Fans of Men's Exclusive figured the old pro was enjoying a similar retirement after his poor performance in the 2003 Cal Cup Sprint at Santa Anita. To that point, Men's Exclusive had delivered 45 starts over nine seasons, while banking $950,000 for his owners and breeders, Gene and Doris Reed.

Then, at the L.A. County Fair last September, the 11-year-old Men's Exclusive turned up in a $40,000 claiming race for trainer Wesley Ward. He finished fourth without a threat.

"I was really skeptical," said Debbie Kaatz, the Reeds' daughter, who had taken over management of the family horses upon the death of Gene Reed in 2003. "I even said to Wesley that he had to promise someone wasn't going to take the horse. I mean, this horse was an extension of my dad.

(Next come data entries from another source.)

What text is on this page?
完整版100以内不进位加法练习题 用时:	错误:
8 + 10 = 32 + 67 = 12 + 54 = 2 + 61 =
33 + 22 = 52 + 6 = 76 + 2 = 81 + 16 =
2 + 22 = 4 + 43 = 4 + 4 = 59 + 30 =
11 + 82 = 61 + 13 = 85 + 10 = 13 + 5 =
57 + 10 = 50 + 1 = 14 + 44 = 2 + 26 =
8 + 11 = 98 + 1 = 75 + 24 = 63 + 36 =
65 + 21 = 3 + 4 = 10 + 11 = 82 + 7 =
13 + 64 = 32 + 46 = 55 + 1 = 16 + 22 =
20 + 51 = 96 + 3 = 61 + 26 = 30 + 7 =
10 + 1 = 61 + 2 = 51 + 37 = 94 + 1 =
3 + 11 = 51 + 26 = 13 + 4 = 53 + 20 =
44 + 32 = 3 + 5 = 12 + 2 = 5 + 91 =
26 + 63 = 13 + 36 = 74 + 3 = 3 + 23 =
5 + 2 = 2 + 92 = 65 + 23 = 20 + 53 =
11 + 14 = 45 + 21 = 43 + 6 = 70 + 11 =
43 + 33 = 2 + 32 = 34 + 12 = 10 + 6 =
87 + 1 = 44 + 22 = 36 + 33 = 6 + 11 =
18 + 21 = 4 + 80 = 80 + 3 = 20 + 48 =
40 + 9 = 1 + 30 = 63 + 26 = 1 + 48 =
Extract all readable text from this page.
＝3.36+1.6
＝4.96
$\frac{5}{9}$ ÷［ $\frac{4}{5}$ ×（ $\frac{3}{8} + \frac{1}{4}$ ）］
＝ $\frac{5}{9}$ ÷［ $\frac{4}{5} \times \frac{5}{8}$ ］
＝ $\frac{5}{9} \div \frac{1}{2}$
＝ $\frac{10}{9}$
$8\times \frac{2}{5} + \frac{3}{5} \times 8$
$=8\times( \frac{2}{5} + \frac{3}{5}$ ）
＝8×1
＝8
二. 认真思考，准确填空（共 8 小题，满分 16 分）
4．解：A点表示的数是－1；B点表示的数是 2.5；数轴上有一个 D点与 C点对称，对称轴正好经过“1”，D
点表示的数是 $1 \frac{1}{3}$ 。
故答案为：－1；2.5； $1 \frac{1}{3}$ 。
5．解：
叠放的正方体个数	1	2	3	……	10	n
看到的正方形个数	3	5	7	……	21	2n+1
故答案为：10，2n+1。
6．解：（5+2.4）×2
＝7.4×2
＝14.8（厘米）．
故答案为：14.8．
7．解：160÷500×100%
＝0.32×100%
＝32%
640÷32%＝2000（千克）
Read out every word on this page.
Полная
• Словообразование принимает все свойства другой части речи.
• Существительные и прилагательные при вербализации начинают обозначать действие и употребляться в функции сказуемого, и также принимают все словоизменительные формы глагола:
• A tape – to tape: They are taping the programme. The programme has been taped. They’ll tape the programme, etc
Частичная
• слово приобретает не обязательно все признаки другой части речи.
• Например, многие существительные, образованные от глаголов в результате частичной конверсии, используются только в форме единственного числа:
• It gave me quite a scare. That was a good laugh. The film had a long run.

"I felt it was my gift to the horse to bring him back one more time," Kaatz said. "He loves to run. And he loves the racetrack. But after that race, I couldn't risk him again. So he came home."

Last fall, Men's Exclusive suffered a serious cut in a dustup with another horse at the Reeds' Heavenly Acres Farm near Chino. He spent a month in total stall rest.

"He's doing great now," Kaatz said. "But there's no way he could ever train again. He'll have to get used to retirement, whether he likes it or not. Hopefully, he'll just get fat and sassy. And I'll never let him get too far away from home."